Proof about Countability and Induction

Question

Let n be a positive integer. Using the fact that the union of two countable sets is countable, use induction to prove that the union of n countable sets is countable.

I did the following.

**We begin by induction on n. Suppose n = 1.

Then we have 1 set and by above, it is countable.

Suppose the union of k sets is countable, for some integer k.

We must show that the union of k+1 sets is also countable.**

From here I am not sure how to "Prove" this without just flat out saying that these would also be countable by the theorem.

Answer 1

You're right in that it's pretty straightforward. Nevertheless, you have to be careful that you don't make illogical jumps.

You have the base case right. You have 1 countable set and so it is trivially countable.

Now consider the union of $k$ countable sets $S_1, S_2, \ldots S_k$ and assume this union is countable. Let us call this union $A$ i.e.

$$A = \bigcup_{i=1}^{k}{S_i}$$.

Now consider another countable set $S_{k+1}$. We want to prove that $\bigcup_{i=1}^{k+1}S_i$ is also countable. Well we have:

$$ \bigcup_{i=1}^{k+1}S_i = \left(\bigcup_{i=1}^{k}S_i \right) \cup S_{k+1} \\ = A \cup S_{k+1} $$

From the induction hypothesis, we know $A$ is countable and $S_{k+1}$ is countable by assumption, and by our rule, we know the union of two countable sets if countable. Since the union of $S_1, S_2, \dots S_{k+1}$ is equal to the union of the countable set $A$ and the countable set $S_{k+1}$, we can conclude that $\bigcup_{i=1}^{k+1}S_i$ is countable.

Note we had to be careful in that we cant just say, the $k+1$ sets are countable because the union of the first $k$ are. Your rule says only the union of two countable sets is countable so you need to make that step of calling the union of the first $k$ a set $A$ and then taking its union with $S_{K+1}$

Answer 2

By definition, a set, $A$, is countable if there is a function $A\rightarrow\mathbb{N}$ such that every $n\in\mathbb{N}$ has finitely many preimages. (This means that for every $n\in\mathbb{N}$ there are only finitely many $a\in A$ with $f(a)=n$.) This is because $A_n$ can be defined to be $f(a)=n$, and then we have expressed A as a countable union of finite sets.
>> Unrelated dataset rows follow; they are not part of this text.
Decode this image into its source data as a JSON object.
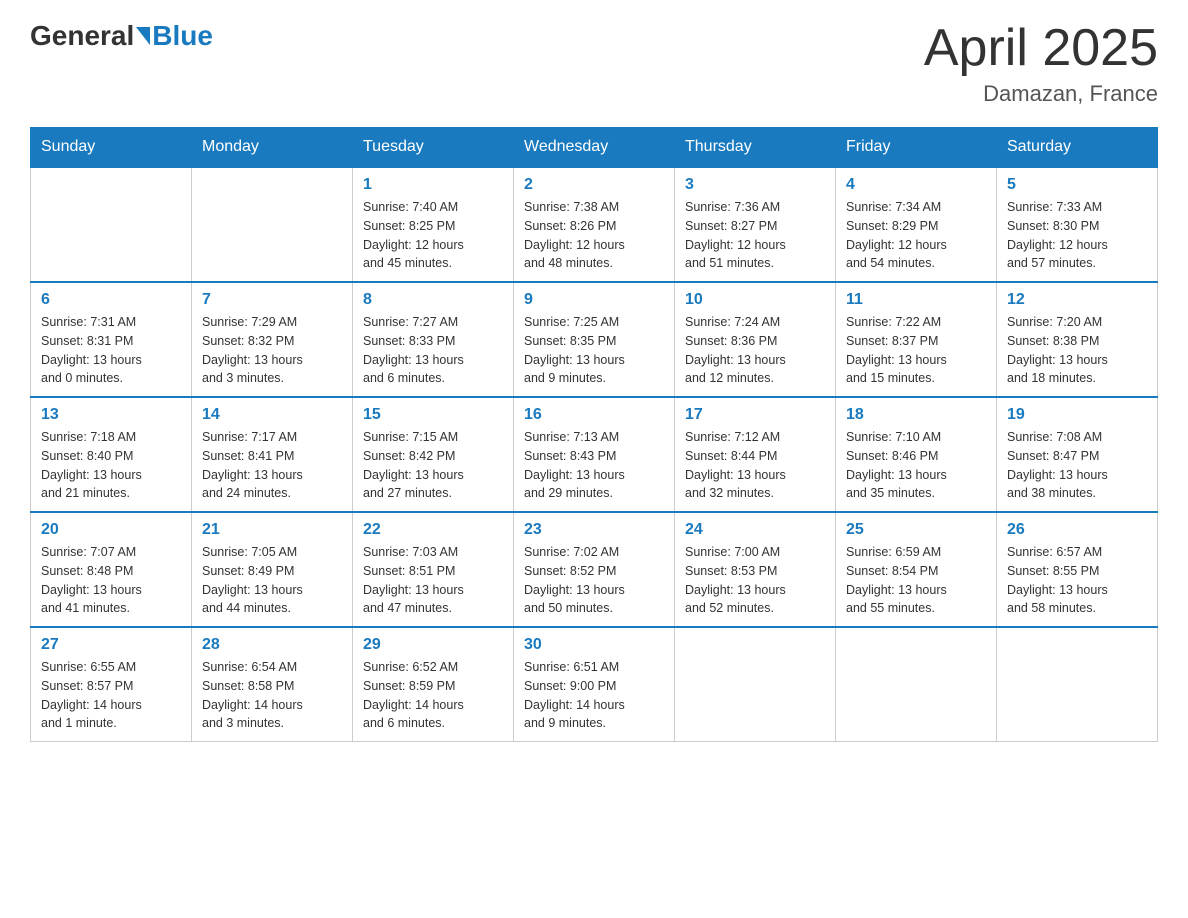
{
  "header": {
    "title": "April 2025",
    "location": "Damazan, France",
    "logo_general": "General",
    "logo_blue": "Blue"
  },
  "days_of_week": [
    "Sunday",
    "Monday",
    "Tuesday",
    "Wednesday",
    "Thursday",
    "Friday",
    "Saturday"
  ],
  "weeks": [
    [
      {
        "day": "",
        "info": ""
      },
      {
        "day": "",
        "info": ""
      },
      {
        "day": "1",
        "info": "Sunrise: 7:40 AM\nSunset: 8:25 PM\nDaylight: 12 hours\nand 45 minutes."
      },
      {
        "day": "2",
        "info": "Sunrise: 7:38 AM\nSunset: 8:26 PM\nDaylight: 12 hours\nand 48 minutes."
      },
      {
        "day": "3",
        "info": "Sunrise: 7:36 AM\nSunset: 8:27 PM\nDaylight: 12 hours\nand 51 minutes."
      },
      {
        "day": "4",
        "info": "Sunrise: 7:34 AM\nSunset: 8:29 PM\nDaylight: 12 hours\nand 54 minutes."
      },
      {
        "day": "5",
        "info": "Sunrise: 7:33 AM\nSunset: 8:30 PM\nDaylight: 12 hours\nand 57 minutes."
      }
    ],
    [
      {
        "day": "6",
        "info": "Sunrise: 7:31 AM\nSunset: 8:31 PM\nDaylight: 13 hours\nand 0 minutes."
      },
      {
        "day": "7",
        "info": "Sunrise: 7:29 AM\nSunset: 8:32 PM\nDaylight: 13 hours\nand 3 minutes."
      },
      {
        "day": "8",
        "info": "Sunrise: 7:27 AM\nSunset: 8:33 PM\nDaylight: 13 hours\nand 6 minutes."
      },
      {
        "day": "9",
        "info": "Sunrise: 7:25 AM\nSunset: 8:35 PM\nDaylight: 13 hours\nand 9 minutes."
      },
      {
        "day": "10",
        "info": "Sunrise: 7:24 AM\nSunset: 8:36 PM\nDaylight: 13 hours\nand 12 minutes."
      },
      {
        "day": "11",
        "info": "Sunrise: 7:22 AM\nSunset: 8:37 PM\nDaylight: 13 hours\nand 15 minutes."
      },
      {
        "day": "12",
        "info": "Sunrise: 7:20 AM\nSunset: 8:38 PM\nDaylight: 13 hours\nand 18 minutes."
      }
    ],
    [
      {
        "day": "13",
        "info": "Sunrise: 7:18 AM\nSunset: 8:40 PM\nDaylight: 13 hours\nand 21 minutes."
      },
      {
        "day": "14",
        "info": "Sunrise: 7:17 AM\nSunset: 8:41 PM\nDaylight: 13 hours\nand 24 minutes."
      },
      {
        "day": "15",
        "info": "Sunrise: 7:15 AM\nSunset: 8:42 PM\nDaylight: 13 hours\nand 27 minutes."
      },
      {
        "day": "16",
        "info": "Sunrise: 7:13 AM\nSunset: 8:43 PM\nDaylight: 13 hours\nand 29 minutes."
      },
      {
        "day": "17",
        "info": "Sunrise: 7:12 AM\nSunset: 8:44 PM\nDaylight: 13 hours\nand 32 minutes."
      },
      {
        "day": "18",
        "info": "Sunrise: 7:10 AM\nSunset: 8:46 PM\nDaylight: 13 hours\nand 35 minutes."
      },
      {
        "day": "19",
        "info": "Sunrise: 7:08 AM\nSunset: 8:47 PM\nDaylight: 13 hours\nand 38 minutes."
      }
    ],
    [
      {
        "day": "20",
        "info": "Sunrise: 7:07 AM\nSunset: 8:48 PM\nDaylight: 13 hours\nand 41 minutes."
      },
      {
        "day": "21",
        "info": "Sunrise: 7:05 AM\nSunset: 8:49 PM\nDaylight: 13 hours\nand 44 minutes."
      },
      {
        "day": "22",
        "info": "Sunrise: 7:03 AM\nSunset: 8:51 PM\nDaylight: 13 hours\nand 47 minutes."
      },
      {
        "day": "23",
        "info": "Sunrise: 7:02 AM\nSunset: 8:52 PM\nDaylight: 13 hours\nand 50 minutes."
      },
      {
        "day": "24",
        "info": "Sunrise: 7:00 AM\nSunset: 8:53 PM\nDaylight: 13 hours\nand 52 minutes."
      },
      {
        "day": "25",
        "info": "Sunrise: 6:59 AM\nSunset: 8:54 PM\nDaylight: 13 hours\nand 55 minutes."
      },
      {
        "day": "26",
        "info": "Sunrise: 6:57 AM\nSunset: 8:55 PM\nDaylight: 13 hours\nand 58 minutes."
      }
    ],
    [
      {
        "day": "27",
        "info": "Sunrise: 6:55 AM\nSunset: 8:57 PM\nDaylight: 14 hours\nand 1 minute."
      },
      {
        "day": "28",
        "info": "Sunrise: 6:54 AM\nSunset: 8:58 PM\nDaylight: 14 hours\nand 3 minutes."
      },
      {
        "day": "29",
        "info": "Sunrise: 6:52 AM\nSunset: 8:59 PM\nDaylight: 14 hours\nand 6 minutes."
      },
      {
        "day": "30",
        "info": "Sunrise: 6:51 AM\nSunset: 9:00 PM\nDaylight: 14 hours\nand 9 minutes."
      },
      {
        "day": "",
        "info": ""
      },
      {
        "day": "",
        "info": ""
      },
      {
        "day": "",
        "info": ""
      }
    ]
  ]
}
To prove that the set of all finite subsets of $\mathbb{N}$ is countable, we may consider $f(A)=\max A$. The number of sets with maximal element $n$ is finite ($2^{n-1}$), so we may conclude that $A+a$ is indeed countable, given both $A$ and $a$ have countable maximums.

If we let $k=A$ and $1=a$, then we have proven that $k+1$ is countable, because $A+a$ is countable.

Answer 3

As gowrath points out, once you can show that the union of any two countable sets is countable, then you can easily complete your inductive step. But, how do you show that the union of any two countable sets is countable?

Well, take $A$ and $B$ to be countable sets. That means that I can 'list' the elements like so:

$A = a_1, a_2, a_3, ...$ where every element $a\in A$ occurs somewhere on this list

$B =b_1, b_2, b_3, ...$ (same for $B$)

Ok, now create a new list by 'zipping' the two lists together like so:

$a_1, b_1, a_2, b_2, a_3, b_3, ...$

Obviously, every element in $A\cup B$ will be somewhere on this list. Some may occur twice (if they are in both $A$ and $B$), and if you want you can remove duplicatess from this list to get a new list, but the fact that all elements are on the list shows that there is a mapping from the natural numbers to $A\cup B$, and hence $A\cup B$ is countable.